FAMILY PHYSICIANS TO THE RESCUE? The health department has near up with a blueprint with a renewed point of interest on family physicians. These doctors are known to beef up the quality of primary and district hospital care.
In finding out more: https://t.co/c0D0ZwSRri pic.twitter.com/tlpmF0FJhk
— Spotlight (@SpotlightNSP) October 25, 2024
Dr Phuti Ratshabedi, Gauteng chairperson of SAMATU, said the non-payment of commuted extra time pay in April was a slap within the face from the provincial health department as the union had a meeting with the department that month and left with the department agreeing to uphold their contractual agreements to leave contracts phrases for commuted extra time pay unchanged at least until the top of March 2026 – the top of the financial year.

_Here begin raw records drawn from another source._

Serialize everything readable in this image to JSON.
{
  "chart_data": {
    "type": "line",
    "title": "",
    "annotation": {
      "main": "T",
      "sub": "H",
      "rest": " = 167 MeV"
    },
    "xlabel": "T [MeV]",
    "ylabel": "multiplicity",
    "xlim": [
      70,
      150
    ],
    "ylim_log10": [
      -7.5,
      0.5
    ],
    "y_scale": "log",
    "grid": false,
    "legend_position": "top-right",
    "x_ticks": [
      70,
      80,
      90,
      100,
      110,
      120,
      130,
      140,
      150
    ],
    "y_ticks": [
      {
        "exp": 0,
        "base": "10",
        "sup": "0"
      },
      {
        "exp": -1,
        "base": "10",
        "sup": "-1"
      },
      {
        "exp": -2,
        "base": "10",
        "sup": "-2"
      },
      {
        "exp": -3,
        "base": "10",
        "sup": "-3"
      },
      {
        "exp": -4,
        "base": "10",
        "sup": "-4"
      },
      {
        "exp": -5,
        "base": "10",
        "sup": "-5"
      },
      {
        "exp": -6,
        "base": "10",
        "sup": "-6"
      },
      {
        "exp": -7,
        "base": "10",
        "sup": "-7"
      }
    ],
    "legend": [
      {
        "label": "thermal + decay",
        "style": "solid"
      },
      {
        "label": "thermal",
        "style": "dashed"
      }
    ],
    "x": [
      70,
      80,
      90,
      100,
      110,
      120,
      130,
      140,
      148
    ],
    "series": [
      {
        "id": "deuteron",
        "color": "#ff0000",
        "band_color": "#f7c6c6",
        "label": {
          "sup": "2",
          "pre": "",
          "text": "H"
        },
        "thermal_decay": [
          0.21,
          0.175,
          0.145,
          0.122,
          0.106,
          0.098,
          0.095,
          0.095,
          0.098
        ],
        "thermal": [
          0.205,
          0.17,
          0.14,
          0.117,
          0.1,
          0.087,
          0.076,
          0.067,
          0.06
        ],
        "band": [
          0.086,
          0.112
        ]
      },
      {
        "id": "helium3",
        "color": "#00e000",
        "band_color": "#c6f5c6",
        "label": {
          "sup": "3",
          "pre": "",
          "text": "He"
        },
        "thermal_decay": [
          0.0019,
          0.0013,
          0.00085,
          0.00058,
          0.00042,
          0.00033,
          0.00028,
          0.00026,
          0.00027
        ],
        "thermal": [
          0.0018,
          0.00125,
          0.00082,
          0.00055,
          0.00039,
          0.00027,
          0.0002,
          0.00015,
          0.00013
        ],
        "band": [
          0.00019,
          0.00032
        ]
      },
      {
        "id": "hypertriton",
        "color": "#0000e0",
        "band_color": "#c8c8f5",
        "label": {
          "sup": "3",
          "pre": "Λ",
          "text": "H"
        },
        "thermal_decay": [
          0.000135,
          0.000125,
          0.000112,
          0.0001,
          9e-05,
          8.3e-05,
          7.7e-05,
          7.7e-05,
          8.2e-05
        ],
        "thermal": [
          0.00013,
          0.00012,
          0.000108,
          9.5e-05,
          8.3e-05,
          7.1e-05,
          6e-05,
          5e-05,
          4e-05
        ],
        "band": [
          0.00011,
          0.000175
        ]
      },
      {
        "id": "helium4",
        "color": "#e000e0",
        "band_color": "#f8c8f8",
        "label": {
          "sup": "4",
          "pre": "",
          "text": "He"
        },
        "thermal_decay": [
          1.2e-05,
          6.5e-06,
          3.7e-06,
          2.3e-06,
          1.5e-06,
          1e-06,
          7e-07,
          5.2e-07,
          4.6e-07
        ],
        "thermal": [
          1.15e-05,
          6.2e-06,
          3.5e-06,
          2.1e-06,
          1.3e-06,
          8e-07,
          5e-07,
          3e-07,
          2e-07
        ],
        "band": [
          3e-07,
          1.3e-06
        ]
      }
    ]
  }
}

“What we saw is that the department will promise one factor and achieve another. But we will seemingly be able to be maintaining them to what they stated in their maintain circular or we will seemingly be able to stare to legal action.
“What we want to contemplate on this evaluate duration is that they scramble after departments [where overtime is not being performed, but being paid for] but leave varied departments alone – they cannot put all individuals below the same blanket.
“If the government is able to bail out over and over things like Eskom and Transnet, how can they not prioritise healthcare – this sets our country way back and we doctors will no longer be silent about this,” said Ratshabedi.
Spotlight despatched questions to the Gauteng health department, together with on how the payment delay happened; the alternative of individuals affected; how the department is addressing the large-spread knock-on effects of their proposed commuted extra time cuts; and what amendments they hope will near out of the national evaluate. Despite several reminders, the department did now not acknowledge to our questions.